With couples re-partnering on multiple occasions during their lifetimes, the legal implications for structuring their affairs are now more complex than ever. Claims are able to be made not only between the couple themselves but by extended family members.
Multiple pieces of legislation in the event of separation, death or incapacity come into play. Relationship property law interrelates with a host of other legislation such as the Family Proceedings Act 1980; The Family Protection Act 1955; The Law Reform (Testamentary Promises) Act 1949 and The Trustee Act 1956. The legislation is also evolving, with reviews of the Property (Relationships) Act and Trustee Act currently taking place.
It is no longer sufficient to rely on a single document to order your affairs – such as a contracting out agreement under the Property (Relationships) Act 1976 – on the assumption that it will suffice. Failure to seek advice on estate planning in conjunction with such agreements will potentially undermine the agreements themselves. Seeking specialist legal advice prior to undertaking any major changes in your life – or as soon as possible when circumstances suddenly change – will go a long way towards preventing costly mistakes and distressing disputes in the future.

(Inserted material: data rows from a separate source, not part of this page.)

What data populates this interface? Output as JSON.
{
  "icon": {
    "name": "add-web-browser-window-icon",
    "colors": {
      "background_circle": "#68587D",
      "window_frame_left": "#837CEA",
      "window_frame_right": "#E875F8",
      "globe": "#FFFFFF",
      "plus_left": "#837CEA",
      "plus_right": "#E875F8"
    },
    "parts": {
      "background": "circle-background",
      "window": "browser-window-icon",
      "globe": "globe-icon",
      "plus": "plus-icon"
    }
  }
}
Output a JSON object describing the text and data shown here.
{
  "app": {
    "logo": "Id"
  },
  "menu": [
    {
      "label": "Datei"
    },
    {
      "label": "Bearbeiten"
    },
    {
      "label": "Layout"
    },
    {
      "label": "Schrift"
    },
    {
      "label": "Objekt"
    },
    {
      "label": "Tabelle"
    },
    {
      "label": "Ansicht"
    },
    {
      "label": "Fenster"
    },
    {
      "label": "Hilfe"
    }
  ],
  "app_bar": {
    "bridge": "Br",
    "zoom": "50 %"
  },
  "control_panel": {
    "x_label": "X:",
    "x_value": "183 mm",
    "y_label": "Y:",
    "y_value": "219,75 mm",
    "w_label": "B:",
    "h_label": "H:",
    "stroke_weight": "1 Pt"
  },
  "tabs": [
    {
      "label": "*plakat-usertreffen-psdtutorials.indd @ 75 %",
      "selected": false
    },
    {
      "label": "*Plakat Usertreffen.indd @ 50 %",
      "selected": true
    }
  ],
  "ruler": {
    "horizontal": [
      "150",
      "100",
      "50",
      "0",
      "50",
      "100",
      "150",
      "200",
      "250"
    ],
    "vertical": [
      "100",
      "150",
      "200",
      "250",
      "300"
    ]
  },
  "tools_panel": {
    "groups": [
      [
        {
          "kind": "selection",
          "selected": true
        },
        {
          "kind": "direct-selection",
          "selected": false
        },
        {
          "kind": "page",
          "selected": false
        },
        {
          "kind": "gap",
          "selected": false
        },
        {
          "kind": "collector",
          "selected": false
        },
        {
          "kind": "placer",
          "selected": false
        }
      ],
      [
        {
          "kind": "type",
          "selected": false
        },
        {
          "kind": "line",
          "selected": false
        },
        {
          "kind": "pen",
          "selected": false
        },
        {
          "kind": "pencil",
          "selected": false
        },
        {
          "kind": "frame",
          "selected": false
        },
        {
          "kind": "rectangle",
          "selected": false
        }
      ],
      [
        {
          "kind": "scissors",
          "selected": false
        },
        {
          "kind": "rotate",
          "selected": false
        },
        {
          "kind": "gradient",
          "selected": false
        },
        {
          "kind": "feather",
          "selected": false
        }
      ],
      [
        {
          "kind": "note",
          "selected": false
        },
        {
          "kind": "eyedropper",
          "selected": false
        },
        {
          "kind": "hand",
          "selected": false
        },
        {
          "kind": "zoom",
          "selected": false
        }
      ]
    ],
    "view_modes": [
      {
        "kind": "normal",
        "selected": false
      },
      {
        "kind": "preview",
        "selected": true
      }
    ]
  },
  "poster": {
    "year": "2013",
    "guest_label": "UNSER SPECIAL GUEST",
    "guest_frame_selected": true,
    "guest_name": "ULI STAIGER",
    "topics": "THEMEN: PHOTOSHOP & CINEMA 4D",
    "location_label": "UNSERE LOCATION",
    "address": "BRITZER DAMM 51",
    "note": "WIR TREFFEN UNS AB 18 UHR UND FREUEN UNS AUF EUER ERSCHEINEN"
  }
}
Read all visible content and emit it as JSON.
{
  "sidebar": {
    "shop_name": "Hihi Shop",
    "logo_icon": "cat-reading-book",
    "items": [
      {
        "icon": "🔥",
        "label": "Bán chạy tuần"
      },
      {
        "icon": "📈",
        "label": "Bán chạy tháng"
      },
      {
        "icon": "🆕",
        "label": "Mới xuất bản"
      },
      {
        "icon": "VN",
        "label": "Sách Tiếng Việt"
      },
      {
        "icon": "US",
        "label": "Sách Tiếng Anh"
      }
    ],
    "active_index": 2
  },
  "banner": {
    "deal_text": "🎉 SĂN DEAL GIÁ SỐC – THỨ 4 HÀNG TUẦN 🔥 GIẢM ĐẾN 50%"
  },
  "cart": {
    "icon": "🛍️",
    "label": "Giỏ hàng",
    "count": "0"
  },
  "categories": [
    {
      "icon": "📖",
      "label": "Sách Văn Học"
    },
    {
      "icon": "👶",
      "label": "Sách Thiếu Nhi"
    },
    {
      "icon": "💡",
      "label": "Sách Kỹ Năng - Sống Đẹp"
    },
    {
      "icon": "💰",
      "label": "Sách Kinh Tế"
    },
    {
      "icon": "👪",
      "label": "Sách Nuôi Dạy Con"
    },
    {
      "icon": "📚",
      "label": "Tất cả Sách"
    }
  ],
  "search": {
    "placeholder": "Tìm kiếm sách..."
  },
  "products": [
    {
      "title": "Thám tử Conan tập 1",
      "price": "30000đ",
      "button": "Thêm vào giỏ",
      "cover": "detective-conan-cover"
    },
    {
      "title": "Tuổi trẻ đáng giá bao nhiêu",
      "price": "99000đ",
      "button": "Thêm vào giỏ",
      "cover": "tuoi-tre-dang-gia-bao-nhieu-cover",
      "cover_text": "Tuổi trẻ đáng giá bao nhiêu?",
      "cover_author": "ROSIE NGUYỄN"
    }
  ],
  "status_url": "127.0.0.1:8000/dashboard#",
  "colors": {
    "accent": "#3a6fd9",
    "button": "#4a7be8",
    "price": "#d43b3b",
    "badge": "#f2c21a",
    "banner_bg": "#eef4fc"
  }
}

It’s also important to consider the impact on your loved ones of not having put your affairs in order prior to your death or incapacity. Standard requirements for most include:
- An up-to-date will with a memorandum of wishes
- Enduring powers of attorney to deal with your personal care and welfare and property in the event that you are incapacitated
- A well-managed trust that is not open to question, together with a relationship property agreement.
Storing key documents together in a secure place where your relatives will know how to find them, together with a list of assets and liabilities (updated from time to time) will alleviate worries at a time when they are grieving. Many lawyers these days use “cloud” technology which enables them to store copies of your key documents and deeds (if not entire files) in perpetuity.